June 25, 2011
Life as a drafted hockey player in the minor leagues is a little different from that of the undrafted guy.
Once a scouting staff has staked their claims on a player (as they did on Friday night), they rightfully do everything within their power to make that kid the best he can be. And, they could probably do without some undrafted schlub outplaying the kid in the next season and making them look bad at their jobs.
Because of this, a few more opportunities are extended to their guy. Let's take a look at how things differ from one situation to the next.
(If this reads like a kid who's bitter he didn't get drafted, I assure you, I was so far from ever being remotely considered that it isn't the case. My goal was initially college at best — just sharing what I saw in the minors and junior below.)
Comfort Level (intros)
The drafted player will get to know a lot of names in the organization that first summer after becoming team property. He's involved in rookie camps, meetings and phone calls, never goes too long without hearing from the team. By the time he attends training camp, it looks like the guy is returning from Afghanistan when he walks into the rink — handshakes, hugs and laughter abound while the kid walks in wearing team gear. The dude knows everyone.
On the other hand … the undrafted player spent his summer in uncertainty while his agent hunted for the best opportunity for him. He wasn't sure where he'd be going until July or August, he trained at home, and knows one thing about the team he's going to play for — the date to show up for camp. You end up feeling like a kid whose parents sent him to his first day at a new elementary school with a knock-off lunchbox.
It ain't fun.
To have a chance to excel in any sport, it helps to play with good players. If all things are equal between the drafted and undrafted player, they logically give the drafted player the better lineys.
As an undrafted guy, you tend to start seasons in the minors playing alongside, let's say, "less than stars." You can earn your way up the depth chart of course, but it always helps to get the better opportunity first.
(The one advantage the undrafted player has here is low expectations. Starting decently from a low spot can make you a coach's fave.)

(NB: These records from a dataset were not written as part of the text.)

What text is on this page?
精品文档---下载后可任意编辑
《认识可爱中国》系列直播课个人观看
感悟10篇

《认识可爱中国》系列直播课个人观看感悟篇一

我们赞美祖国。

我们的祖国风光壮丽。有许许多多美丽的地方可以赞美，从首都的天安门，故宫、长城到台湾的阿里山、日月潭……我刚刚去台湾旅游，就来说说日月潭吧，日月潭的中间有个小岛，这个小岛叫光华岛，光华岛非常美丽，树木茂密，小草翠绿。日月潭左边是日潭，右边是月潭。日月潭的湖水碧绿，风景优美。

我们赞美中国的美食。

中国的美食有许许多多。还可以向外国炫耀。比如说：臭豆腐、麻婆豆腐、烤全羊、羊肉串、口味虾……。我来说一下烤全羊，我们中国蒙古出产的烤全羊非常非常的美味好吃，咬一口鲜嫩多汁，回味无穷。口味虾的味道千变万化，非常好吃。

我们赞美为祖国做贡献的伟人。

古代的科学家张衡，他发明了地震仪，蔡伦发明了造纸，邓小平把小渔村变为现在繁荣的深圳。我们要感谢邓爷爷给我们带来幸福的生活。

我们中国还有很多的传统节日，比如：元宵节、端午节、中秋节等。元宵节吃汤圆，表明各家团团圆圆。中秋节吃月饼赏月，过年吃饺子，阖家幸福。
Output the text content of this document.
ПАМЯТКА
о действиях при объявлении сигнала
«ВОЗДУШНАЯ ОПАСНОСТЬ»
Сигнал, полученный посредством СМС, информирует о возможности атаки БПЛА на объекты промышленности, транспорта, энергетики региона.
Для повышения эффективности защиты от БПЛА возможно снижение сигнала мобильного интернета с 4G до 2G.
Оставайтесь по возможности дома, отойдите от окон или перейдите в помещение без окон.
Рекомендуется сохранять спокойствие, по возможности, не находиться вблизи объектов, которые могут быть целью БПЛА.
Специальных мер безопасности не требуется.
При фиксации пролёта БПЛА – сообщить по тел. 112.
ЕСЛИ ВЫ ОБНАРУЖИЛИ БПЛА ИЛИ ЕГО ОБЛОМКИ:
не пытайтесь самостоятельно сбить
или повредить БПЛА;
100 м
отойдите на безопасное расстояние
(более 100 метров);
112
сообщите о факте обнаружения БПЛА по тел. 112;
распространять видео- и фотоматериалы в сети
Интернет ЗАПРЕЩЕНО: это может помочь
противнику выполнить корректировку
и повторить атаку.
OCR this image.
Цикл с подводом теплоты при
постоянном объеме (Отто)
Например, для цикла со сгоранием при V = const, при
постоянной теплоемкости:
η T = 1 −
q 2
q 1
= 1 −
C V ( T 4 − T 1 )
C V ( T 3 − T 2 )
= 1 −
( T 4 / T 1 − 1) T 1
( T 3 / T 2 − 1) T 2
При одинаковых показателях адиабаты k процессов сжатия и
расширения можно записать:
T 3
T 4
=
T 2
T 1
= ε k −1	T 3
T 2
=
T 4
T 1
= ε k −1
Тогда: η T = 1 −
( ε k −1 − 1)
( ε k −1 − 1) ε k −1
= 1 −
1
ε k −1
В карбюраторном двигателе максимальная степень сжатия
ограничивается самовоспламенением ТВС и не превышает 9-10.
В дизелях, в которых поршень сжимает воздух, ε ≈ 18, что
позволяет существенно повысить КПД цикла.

Drafted players should get the most time on the power play to prove themselves, and also to get the experience and develop. With that said, you would be boggled at the amount of time some guys get here despite their failings. In sum, their …
… is 10 times higher. Everyone has a learning curve, so I understand giving "your guys" time to iron things out. But it can cause a pretty substantial rift in the locker room when a guy is burying your team and the coach won't make a change (not that it's the player's fault). You always want to win, and sometimes you forget that the main goal of the minor leagues is development.
The undrafted player's eff-up leeway is right where it should be. You get rewarded for playing well, and punished for playing bad. But, it can be supremely frustrating when you get ripped off the powerplay for something you've seen Pretty-Boy Draft Pick do a thousand times without mention, but hey — shoulda gotten drafted, bud.
Call Up Factor
When there's an opportunity at the higher level, there's no surprise about who'll get the first crack at it. And probably the second, and third, and so on.
But if an undrafted player can make that constant, annoying case to make management think "you know what boys, we may have to admit that Undrafted Player B might be better than Drafted Player A," he'll get his shot. No team is foolish enough to keep an improving player down, and they don't want him to go to a different organization. If you're good enough, they'll embrace you regardless.
When players hear their names called tomorrow, it is a guarantee of nothing other than the best possible chance to become an NHLer. By the time you get to that top level, the advantages are over for most (save for top picks who still have a little more wiggle room). For the most part, a screw-up on the power play will get any player in hot water once you make it to The Show.
But, on the way there, the road is paved a little smoother for those who hear their name called on draft day. And more than that, it's just a heck of an accomplishment for an 18-year-old to be singled out by an NHL team.
The draft is always a big day for these kids, and Friday night was no different.